Mikati critique implicitement Aoun : La surenchère de certains aura des conséquences insupportables

Le Premier ministre prend la défense du gouverneur de la Banque du Liban : "On ne change pas d'officiers en cours de guerre".

Mikati critique implicitement Aoun : La surenchère de certains aura des conséquences insupportables

Le Premier ministre libanais, Nagib Mikati, le 28 décembre 2021 lors d'une conférence de presse au Grand sérail à Beyrouth. Photo Dalati et Nohra

Le Premier ministre libanais, Nagib Mikati, dont le gouvernement ne se réunit plus depuis le 12 octobre en raison d'une grave crise politique, a affirmé mardi qu'il ne démissionnera que s'il estime qu'une telle démarche pourra ouvrir une brèche dans le mur de la crise. En réponse indirecte aux appels pressant du chef de l'Etat, Michel Aoun, pour une reprise des réunions du Conseil des ministres, il a prévenu que "la surenchère de certains pourrait avoir des conséquences insupportables" sur la scène locale.

"Faille structurelle"
"Je ne démissionnerai que si j'estime que cela paverait la voie à une solution", a déclaré M. Mikati dans une conférence de presse au Sérail. "Il est vrai que le travail de l'exécutif se poursuit à travers les réunions des commissions ad-hoc pour étudier les dossiers urgents afin de les soumettre au Conseil des ministres. Mais la non-réunion du gouvernement est une faille structurelle dans l'action du cabinet", a-t-il reconnu. "Mais il est tout aussi vrai que la surenchère de certains complique davantage les choses et pourrait avoir des conséquences désastreuses", a-t-il souligné dans une réponse évidente aux appels successifs du président Aoun, le dernier en date datant de la veille.

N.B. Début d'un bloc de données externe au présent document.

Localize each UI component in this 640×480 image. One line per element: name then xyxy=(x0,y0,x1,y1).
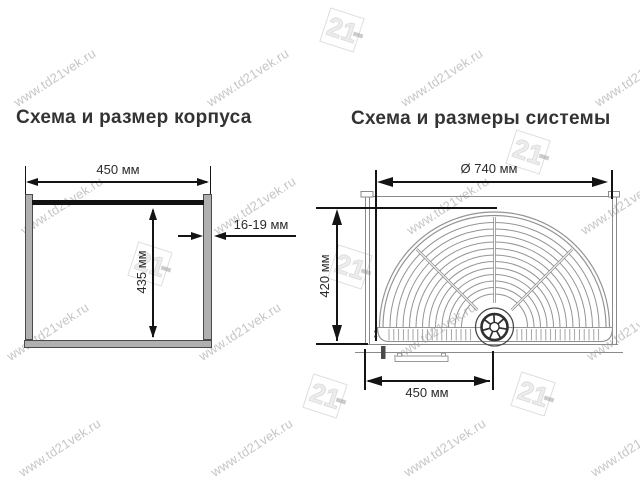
offset-dimension-label: 450 мм xyxy=(377,385,477,400)
watermark-text: www.td21vek.ru xyxy=(0,291,105,374)
left-diagram-title: Схема и размер корпуса xyxy=(16,107,252,129)
cabinet-bottom-panel xyxy=(24,340,212,348)
dimension-line-offset xyxy=(368,380,490,382)
dimension-line-width xyxy=(28,181,207,183)
brand-logo-watermark: 21 xyxy=(506,367,560,421)
product-schematic-image: www.td21vek.ruwww.td21vek.ruwww.td21vek.… xyxy=(0,0,640,480)
extension-line-top xyxy=(316,207,497,209)
extension-line-bottom xyxy=(316,343,368,345)
arrowhead-right-icon xyxy=(592,177,608,187)
cabinet-right-panel xyxy=(203,194,212,340)
brand-logo-watermark: 21 xyxy=(315,3,369,57)
depth-dimension-label: 420 мм xyxy=(317,246,333,306)
height-dimension-label: 435 мм xyxy=(134,242,150,302)
diameter-dimension-label: Ø 740 мм xyxy=(429,161,549,176)
watermark-text: www.td21vek.ru xyxy=(5,165,119,248)
arrowhead-down-icon xyxy=(332,325,342,341)
arrowhead-up-icon xyxy=(149,208,157,220)
thickness-dimension-label: 16-19 мм xyxy=(222,217,300,232)
brand-logo-watermark: 21 xyxy=(298,369,352,423)
dimension-line-diameter xyxy=(380,181,595,183)
arrowhead-left-icon xyxy=(377,177,393,187)
cabinet-left-panel xyxy=(25,194,33,340)
extension-line-hub xyxy=(492,351,494,390)
arrowhead-down-icon xyxy=(149,326,157,338)
brand-logo-watermark: 21 xyxy=(123,237,177,291)
width-dimension-label: 450 мм xyxy=(28,162,208,177)
watermark-text: www.td21vek.ru xyxy=(3,407,117,480)
watermark-text: www.td21vek.ru xyxy=(195,407,309,480)
watermark-text: www.td21vek.ru xyxy=(579,37,640,120)
watermark-text: www.td21vek.ru xyxy=(183,291,297,374)
arrowhead-left-icon xyxy=(26,178,38,186)
thickness-leader-right xyxy=(224,235,296,237)
mounting-rail xyxy=(32,200,204,205)
dimension-line-depth xyxy=(336,212,338,341)
right-diagram-title: Схема и размеры системы xyxy=(351,108,610,130)
arrowhead-up-icon xyxy=(332,209,342,225)
arrowhead-right-icon xyxy=(191,232,203,240)
tray-pivot-bar xyxy=(375,170,377,341)
watermark-text: www.td21vek.ru xyxy=(388,407,502,480)
extension-line-right xyxy=(210,166,211,194)
extension-line-right xyxy=(611,170,613,199)
watermark-text: www.td21vek.ru xyxy=(385,37,499,120)
system-top-view-drawing xyxy=(355,190,625,370)
watermark-text: www.td21vek.ru xyxy=(575,407,640,480)
dimension-line-height xyxy=(152,210,154,337)
arrowhead-right-icon xyxy=(197,178,209,186)
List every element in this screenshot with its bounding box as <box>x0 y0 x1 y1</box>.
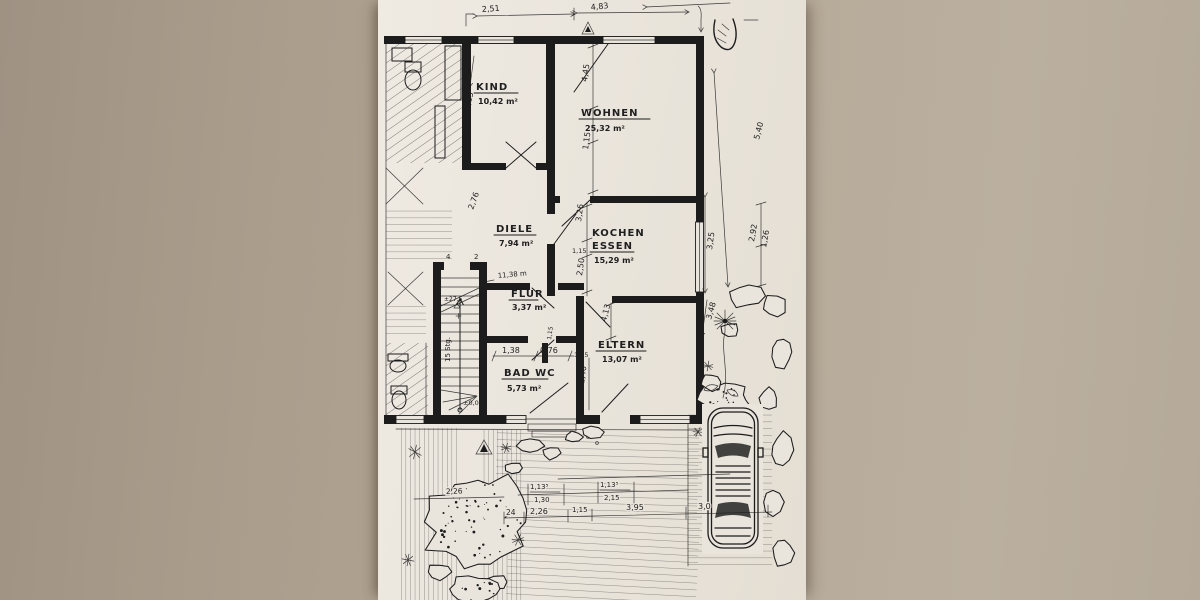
dim-bottom-226: 2,26 <box>530 507 548 516</box>
stair-level-label: ±0,00 <box>463 399 483 407</box>
dim-wohnen-445: 4,45 <box>580 63 591 82</box>
staircase: 15 Stg. ±0,00 ±27,5 4 2 <box>441 253 483 414</box>
window <box>396 416 424 424</box>
dim-eltern-413: 4,13 <box>599 303 612 322</box>
stair-mark-4: 4 <box>446 253 451 261</box>
dim-bottom-395: 3,95 <box>626 503 644 512</box>
dim-top-251: 2,51 <box>482 4 500 14</box>
window <box>603 37 655 44</box>
car <box>702 404 763 554</box>
stair-mark-2: 2 <box>474 253 478 261</box>
room-kind-area: 10,42 m² <box>478 97 518 106</box>
room-wohnen: WOHNEN 25,32 m² <box>579 108 650 133</box>
room-eltern-label: ELTERN <box>598 340 645 351</box>
note-flur-length: 11,38 m <box>497 269 527 280</box>
dim-bottom-130: 1,30 <box>534 496 550 504</box>
window <box>405 37 442 44</box>
dim-right-126: 1,26 <box>759 229 771 248</box>
room-flur: FLUR 3,37 m² <box>509 289 547 312</box>
dim-top-483: 4,83 <box>590 1 609 12</box>
dim-kochen-115: 1,15 <box>572 247 586 255</box>
room-flur-label: FLUR <box>511 289 544 300</box>
room-bad-area: 5,73 m² <box>507 384 542 393</box>
window <box>506 416 526 424</box>
room-bad-wc: BAD WC 5,73 m² <box>502 368 556 393</box>
room-diele-area: 7,94 m² <box>499 239 534 248</box>
room-kind: KIND 10,42 m² <box>474 82 518 106</box>
dim-bottom-115: 1,15 <box>572 506 588 514</box>
window <box>478 37 514 44</box>
dim-kochen-326: 3,26 <box>574 203 585 222</box>
dim-eltern-240: 2,40 <box>577 365 588 384</box>
room-wohnen-label: WOHNEN <box>581 108 638 119</box>
dim-right-540: 5,40 <box>752 121 765 140</box>
room-kochen-area: 15,29 m² <box>594 256 634 265</box>
window <box>696 222 704 292</box>
room-kind-label: KIND <box>476 82 508 93</box>
section-triangle-mark <box>582 22 594 34</box>
dim-bottom-215: 2,15 <box>604 494 620 502</box>
room-kochen-essen: KOCHEN ESSEN 15,29 m² <box>590 228 645 265</box>
dim-garden-226: 2,26 <box>446 486 463 496</box>
dim-bottom-1135a: 1,13⁵ <box>530 483 549 491</box>
dim-eltern-115: 1,15 <box>574 351 588 359</box>
dim-kochen-250: 2,50 <box>575 257 586 276</box>
floorplan-svg: 15 Stg. ±0,00 ±27,5 4 2 2,51 4,83 5,40 <box>378 0 806 600</box>
stair-riser-label: ±27,5 <box>444 296 463 303</box>
downspout-icon <box>714 19 758 50</box>
dim-bad-138: 1,38 <box>502 346 520 355</box>
dim-bad-115: 1,15 <box>546 326 555 340</box>
dim-bottom-30: 3,0 <box>698 502 711 511</box>
room-eltern: ELTERN 13,07 m² <box>596 340 646 364</box>
room-kochen-label: KOCHEN <box>592 228 645 239</box>
room-essen-label: ESSEN <box>592 241 633 252</box>
dim-wohnen-115: 1,15 <box>581 131 592 150</box>
window <box>640 416 690 424</box>
room-wohnen-area: 25,32 m² <box>585 124 625 133</box>
room-labels: KIND 10,42 m² WOHNEN 25,32 m² DIELE 7,94… <box>474 82 650 393</box>
stair-steps-label: 15 Stg. <box>444 337 452 362</box>
dim-bottom-24: 24 <box>506 508 516 517</box>
room-flur-area: 3,37 m² <box>512 303 547 312</box>
dim-right-325: 3,25 <box>705 231 716 250</box>
plan-paper: 15 Stg. ±0,00 ±27,5 4 2 2,51 4,83 5,40 <box>378 0 806 600</box>
dim-bottom-1135b: 1,13⁵ <box>600 481 619 489</box>
room-eltern-area: 13,07 m² <box>602 355 642 364</box>
room-diele-label: DIELE <box>496 224 533 235</box>
room-bad-label: BAD WC <box>504 368 556 379</box>
room-diele: DIELE 7,94 m² <box>494 224 536 248</box>
dim-bad-076: 0,76 <box>540 346 558 355</box>
dim-left-276: 2,76 <box>466 191 481 211</box>
dim-right-292: 2,92 <box>747 223 759 242</box>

Le cabinet de M. Mikati est paralysé depuis le 12 octobre dernier, les ministres du tandem chiite Amal- Hezbollah s'opposant à ce que le Conseil des ministres se réunisse avant qu'il ne tranche la question du sort du juge Tarek Bitar, le magistrat en charge de l'enquête sur la double explosion meurtrière au port de Beyrouth. Ce dernier est accusé par les deux partis chiites de politiser les investigations. Le Hezbollah plaide même pour la mise à l'écart du juge, alors que le mouvement Amal dit se contenter de le voir dessaisi du volet politique de l'affaire. Michel Aoun, allié de longue date du Hezbollah, réclame la reprise des réunions du Conseil, afin de tenter de sauver la dernière année de son mandat, qualifié de catastrophique par ses détracteurs. En attendant une solution à cette crise politique, le Premier ministre refuse de convoquer une nouvelle réunion de son cabinet, de crainte qu'il n'implose. A ce sujet, Nagib Mikati s'est voulu, encore une fois, très clair: "Tant qu'une composante essentielle ne prend pas part au Conseil des ministres, je ne le convoquerai pas", a-t-il lancé, dans une allusion au tandem chiite. "La relance du Conseil des ministres ne se fera pas dans le cadre d'un troc que n'accepterait pas le peuple libanais" , a encore martelé le leader sunnite. Des propos qui interviennent quelques jours après la mise en échec d'un deal politique liant le sort de Tarek Bitar aux élections législatives et à la reprise du travail du gouvernement. 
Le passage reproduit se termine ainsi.